Personal information
- Full name: Hans Bertil August Antonsson
- Born: 19 July 1921 Trollhättan, Sweden
- Died: 27 November 2006 (aged 85) Trollhättan, Sweden
- Height: 1.87 m (6 ft 2 in)
- Weight: 100 kg (220 lb)

Sport
- Sport: Wrestling
- Club: Trollhättans Atletklubb

Medal record
Men's wrestling
Representing Sweden
Olympic Games
| Silver medal – second place | 1948 London | Freestyle +87 kg |
| Silver medal – second place | 1952 Helsinki | Freestyle +87 kg |
World Championships
| Gold medal – first place | 1950 Stockholm | Greco-Roman +87 kg |
| Gold medal – first place | 1951 Helsinki | Freestyle +87 kg |
| Gold medal – first place | 1953 Naples | Greco-Roman +87 kg |
| Silver medal – second place | 1954 Tokyo | Freestyle +87 kg |
| Silver medal – second place | 1955 Karlsruhe | Greco-Roman +87 kg |
European Championships
| Gold medal – first place | 1946 Stockholm | Freestyle +87 kg |
| Gold medal – first place | 1949 Istanbul | Freestyle +87 kg |

= Bertil Antonsson =

Swedish wrestler (1921–2006)

Hans Bertil August Antonsson (19 July 1921 – 27 November 2006) was a Swedish heavyweight wrestler. He competed at the 1948, 1952 and 1960 Summer Olympics in freestyle wrestling and won silver medals in 1948 and 1952. In 1956 he entered the Greco-Roman contest instead and finished fifth.

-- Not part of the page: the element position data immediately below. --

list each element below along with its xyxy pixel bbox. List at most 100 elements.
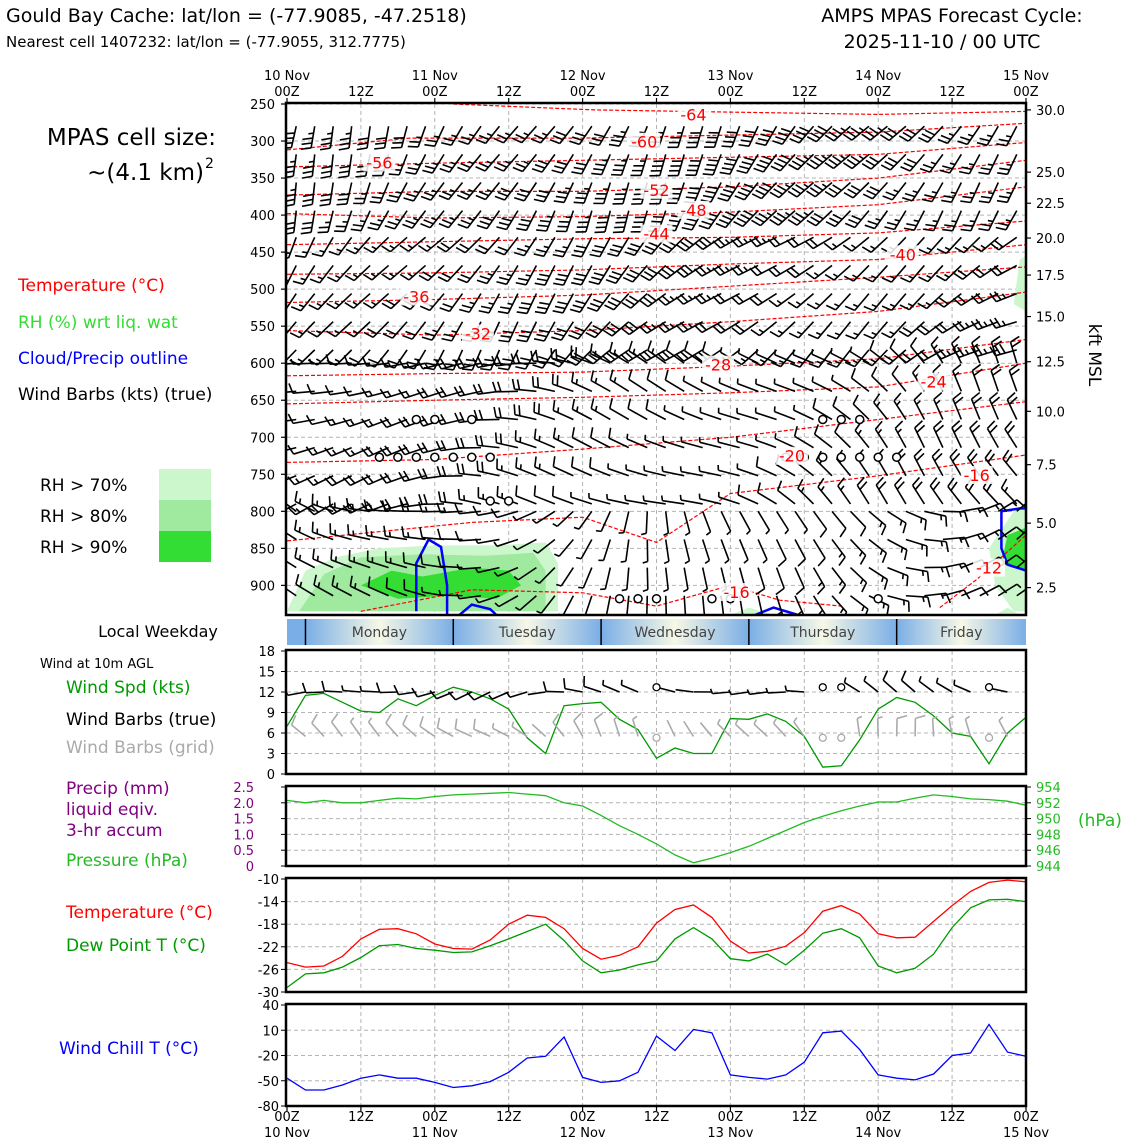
wind-barb (681, 441, 703, 449)
wind-barb-flag (865, 130, 875, 138)
wind-barb-true (844, 681, 861, 693)
wind-barb-flag (760, 133, 771, 138)
wind-barb (701, 511, 712, 533)
wind-barb-flag (883, 579, 889, 590)
wind-barb-half (370, 531, 373, 537)
wind-barb-flag (398, 418, 406, 428)
legend-cloud: Cloud/Precip outline (18, 349, 188, 369)
isotherm-label-bg (702, 355, 735, 374)
wind-barb-grid-flag (419, 716, 424, 727)
windchill-y-tick-label: -80 (258, 1100, 279, 1115)
wind-barb-flag (624, 351, 634, 360)
wind-barb (440, 446, 463, 452)
wind-barb (294, 475, 316, 486)
wind-barb-half (882, 603, 885, 609)
wind-barb-flag (817, 125, 828, 132)
wind-barb (814, 181, 833, 198)
wind-barb-flag (419, 305, 431, 312)
wind-barb-flag (441, 190, 453, 197)
wind-barb-flag (441, 337, 452, 342)
wind-barb (552, 383, 574, 393)
wind-barb-half (977, 508, 982, 514)
wind-barb-flag (769, 330, 780, 338)
wind-barb-flag (735, 236, 744, 246)
wind-barb-flag (571, 330, 582, 336)
wind-barb-half (669, 323, 675, 329)
calm-marker (836, 452, 846, 463)
wind-barb (385, 390, 408, 399)
wind-barb-flag (573, 277, 584, 282)
wind-barb (777, 210, 796, 226)
wind-barb (598, 265, 611, 285)
wind-barb-flag (609, 369, 614, 380)
wind-barb-flag (491, 355, 497, 367)
wind-barb-flag (302, 198, 314, 203)
wind-barb-flag (320, 193, 332, 197)
wind-barb (562, 293, 575, 314)
wind-barb-flag (716, 323, 726, 332)
wind-barb (942, 536, 965, 541)
wind-barb-flag (461, 304, 473, 309)
wind-barb-half (743, 266, 748, 272)
wind-barb-grid (998, 720, 1009, 737)
wind-barb-flag (839, 527, 847, 538)
wind-barb (292, 418, 315, 425)
wind-barb-flag (884, 160, 895, 168)
wind-barb-half (759, 358, 766, 363)
wind-barb (890, 321, 907, 339)
wind-barb (949, 456, 963, 477)
wind-barb-grid-half (877, 716, 883, 720)
wind-barb-flag (300, 231, 312, 235)
wind-barb (677, 154, 685, 176)
pressure-tick-label: 600 (250, 357, 275, 372)
top-tick-hour: 00Z (865, 85, 891, 100)
wind-barb-flag (661, 322, 670, 331)
wind-barb-flag (914, 420, 923, 429)
wind-barb-flag (301, 203, 313, 208)
wind-barb-flag (901, 197, 913, 202)
wind-barb-flag (371, 196, 383, 199)
wind-barb (924, 538, 947, 543)
wind-barb (362, 182, 371, 204)
wind-barb-flag (422, 468, 428, 479)
wind-barb (931, 182, 944, 203)
wind-barb-flag (439, 167, 450, 173)
wind-barb (403, 362, 426, 369)
wind-barb-flag (917, 302, 928, 310)
wind-barb (683, 349, 704, 362)
wind-barb-flag (960, 228, 971, 232)
wind-barb (607, 467, 630, 477)
wind-barb-half (575, 556, 582, 560)
wind-barb-flag (918, 248, 929, 255)
wind-barb-flag (641, 249, 652, 255)
wind-barb-flag (824, 190, 835, 198)
wind-barb (294, 500, 316, 513)
wind-barb-half (278, 508, 282, 512)
wind-barb (762, 153, 778, 173)
wind-barb-flag (496, 280, 507, 286)
wind-barb (313, 584, 334, 597)
wind-barb-flag (986, 420, 996, 430)
wind-barb (942, 510, 965, 513)
wind-barb-flag (591, 172, 602, 176)
wind-barb-flag (791, 187, 802, 195)
wind-barb-flag (903, 227, 915, 231)
wind-barb-flag (497, 310, 509, 315)
wind-barb-flag (702, 173, 714, 176)
wind-barb-half (840, 155, 846, 160)
wind-barb (681, 410, 703, 421)
wind-barb (377, 210, 390, 231)
wind-barb-flag (512, 166, 523, 173)
wind-barb (731, 125, 741, 148)
wind-barb-flag (1008, 363, 1019, 372)
wind-barb (571, 436, 593, 449)
wind-barb-flag (921, 198, 933, 203)
isotherm-label-bg (886, 245, 919, 264)
wind-calm-grid (984, 733, 994, 742)
wind-barb (571, 381, 593, 393)
wind-barb-flag (515, 457, 518, 468)
wind-barb-flag (533, 198, 545, 203)
wind-barb-flag (458, 140, 469, 145)
wind-barb-flag (719, 171, 731, 175)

Antonsson took up wrestling at age 14, began competing aged 17, and retired at 47. Besides Olympic medals he won three world, two European and 24 national titles. At the 1953 World Greco-Roman Championships he dominated the reigning Olympic champion Johannes Kotkas, who was 30 kg heavier than Antonsson; he won the world title and was awarded the Svenska Dagbladet Gold Medal later that year.

In retirement, for many years Antonsson headed his native club Trollhättans and refereed wrestling competitions. His brother Bengt and nephew Hans were also prominent wrestlers.